Update: 12/22 23:04 GMT by KD : Reader adeelarshad82 pointed out a statement released by Microsoft earlier today, which says in part: "We expect to have copies of Microsoft Word 2007 and Office 2007, with this feature removed, available for U.S. sale and distribution by the injunction date. In addition, the beta versions of Microsoft Word 2010 and Microsoft Office 2010, which are available now for downloading, do not contain the technology covered by the injunction." -
Microsoft Ordered To Pay $290M, Stop Selling Word
Cytalk and other readers tipped us to Microsoft's loss in a US appeals court, in a patent case brought by Canadian company i4i. Microsoft must now pay $290M and either stop selling Word (and probably Office) by January 11, or somehow work around the patent by that date. A Seattle PI blog reports that Redmond has a few options left: "In a statement, Microsoft said it was working hard to comply with the injunction. The company also said it is considering further legal options, including possible requests for a new hearing or a writ of certiorari from the US Supreme Court." Update: 12/22 20:47 GMT by KD : Tim Bray has up a blog post explaining why it would be no great loss if Microsoft dropped the "custom XML" feature in dispute.

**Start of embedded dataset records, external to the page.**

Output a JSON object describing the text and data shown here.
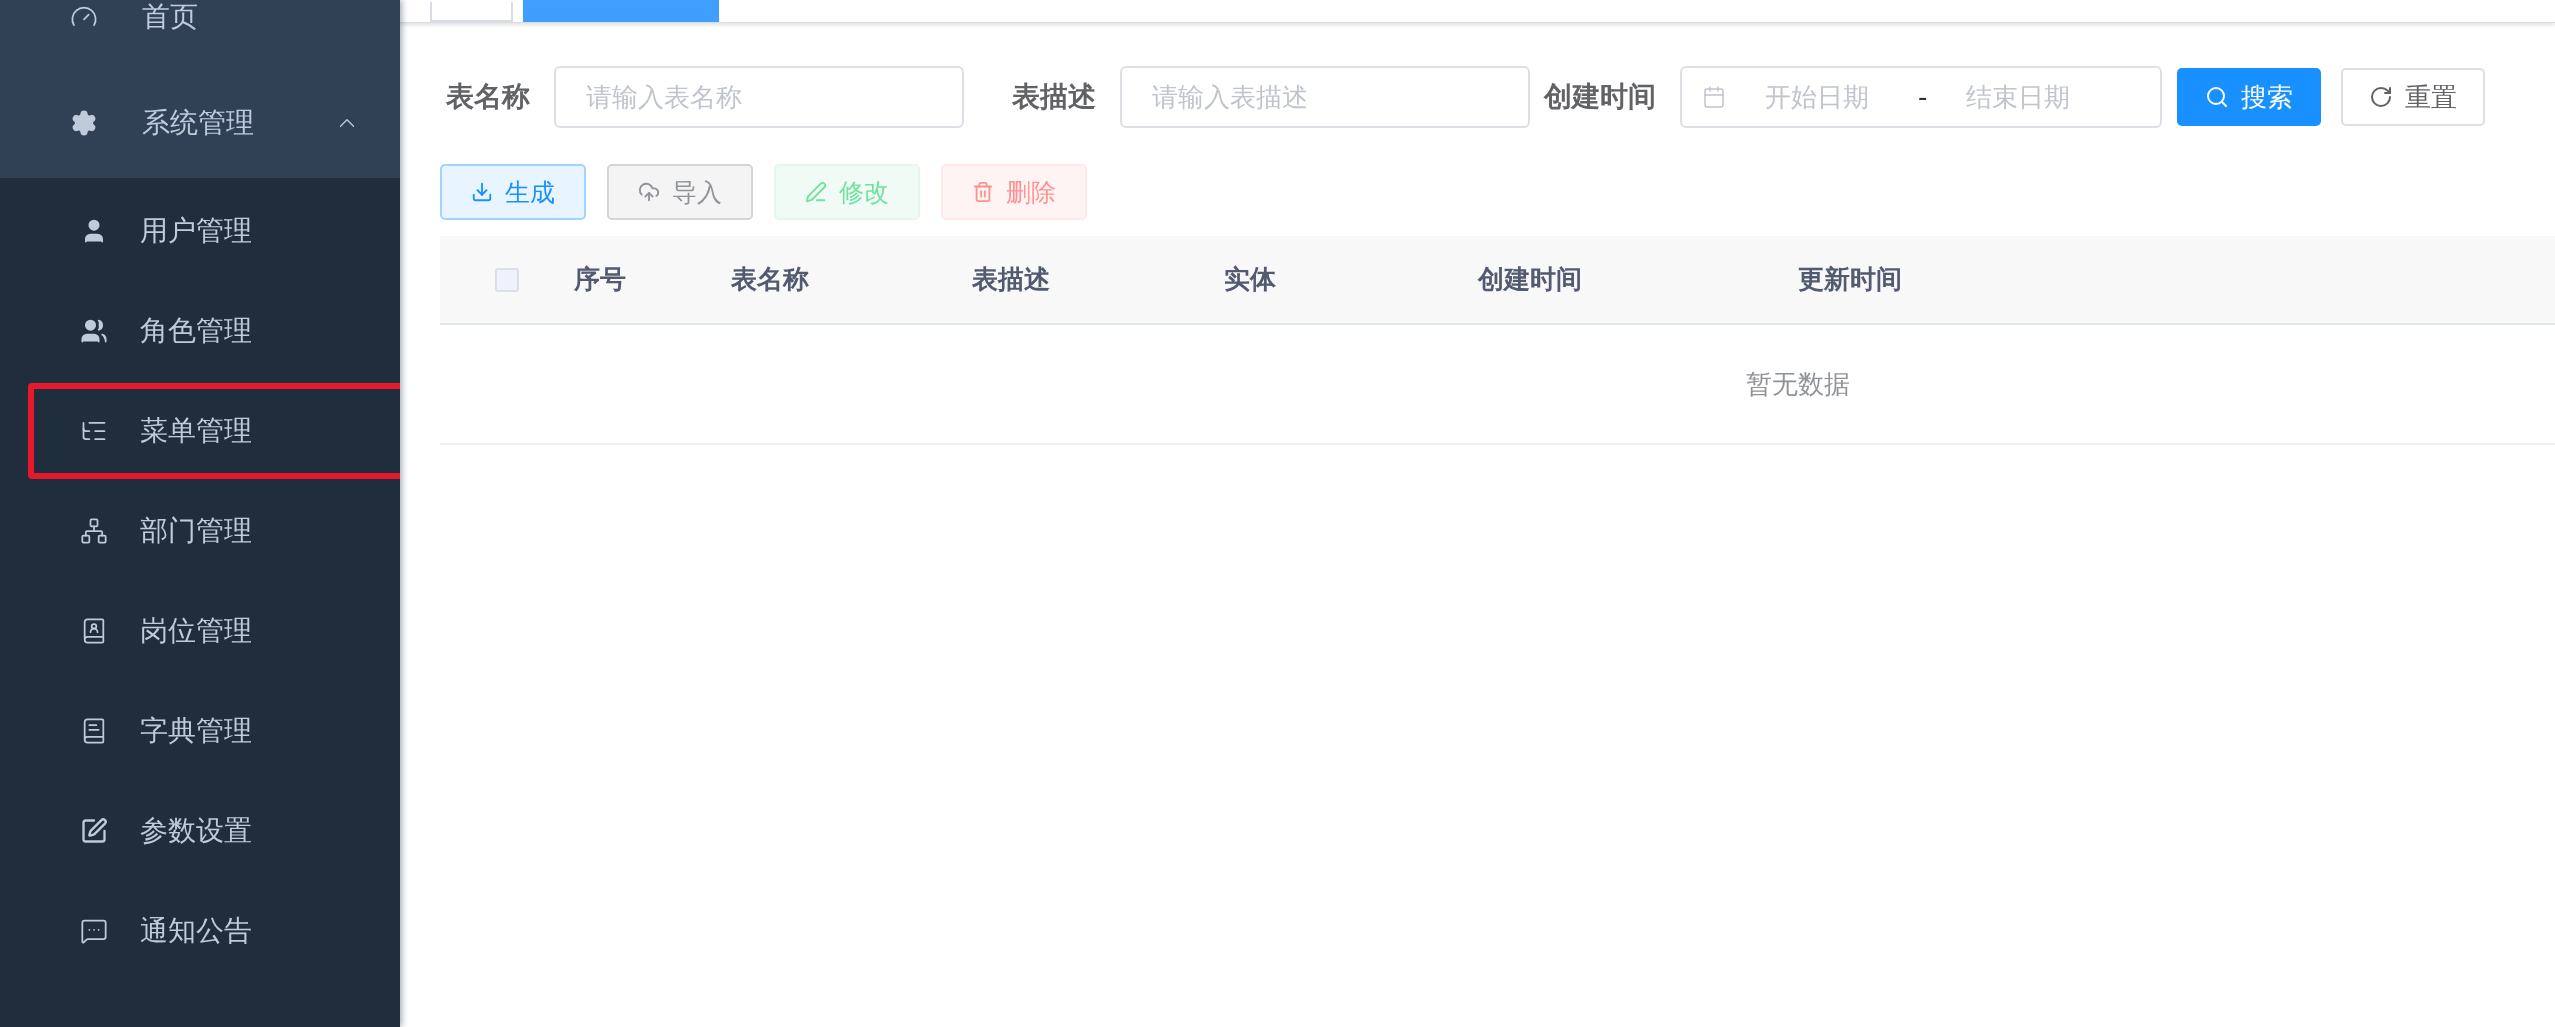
{
  "sidebar": {
    "items": [
      {
        "label": "首页",
        "kind": "link"
      },
      {
        "label": "系统管理",
        "kind": "group",
        "expanded": true,
        "children": [
          {
            "label": "用户管理",
            "highlighted": false
          },
          {
            "label": "角色管理",
            "highlighted": false
          },
          {
            "label": "菜单管理",
            "highlighted": true
          },
          {
            "label": "部门管理",
            "highlighted": false
          },
          {
            "label": "岗位管理",
            "highlighted": false
          },
          {
            "label": "字典管理",
            "highlighted": false
          },
          {
            "label": "参数设置",
            "highlighted": false
          },
          {
            "label": "通知公告",
            "highlighted": false
          }
        ]
      }
    ]
  },
  "tags_view": {
    "tabs": [
      {
        "selected": false
      },
      {
        "selected": true
      }
    ]
  },
  "search_form": {
    "fields": [
      {
        "kind": "text",
        "label": "表名称",
        "placeholder": "请输入表名称"
      },
      {
        "kind": "text",
        "label": "表描述",
        "placeholder": "请输入表描述"
      },
      {
        "kind": "daterange",
        "label": "创建时间",
        "start_placeholder": "开始日期",
        "separator": "-",
        "end_placeholder": "结束日期"
      }
    ],
    "buttons": [
      {
        "kind": "primary",
        "label": "搜索"
      },
      {
        "kind": "default",
        "label": "重置"
      }
    ]
  },
  "toolbar": [
    {
      "kind": "primary",
      "label": "生成"
    },
    {
      "kind": "info",
      "label": "导入"
    },
    {
      "kind": "success",
      "label": "修改"
    },
    {
      "kind": "danger",
      "label": "删除"
    }
  ],
  "table": {
    "select_all": {
      "checked": false
    },
    "columns": [
      "序号",
      "表名称",
      "表描述",
      "实体",
      "创建时间",
      "更新时间"
    ],
    "empty_text": "暂无数据"
  }
}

Update: 12/22 23:04 GMT by KD : Reader adeelarshad82 pointed out a statement released by Microsoft earlier today, which says in part: "We expect to have copies of Microsoft Word 2007 and Office 2007, with this feature removed, available for U.S. sale and distribution by the injunction date. In addition, the beta versions of Microsoft Word 2010 and Microsoft Office 2010, which are available now for downloading, do not contain the technology covered by the injunction."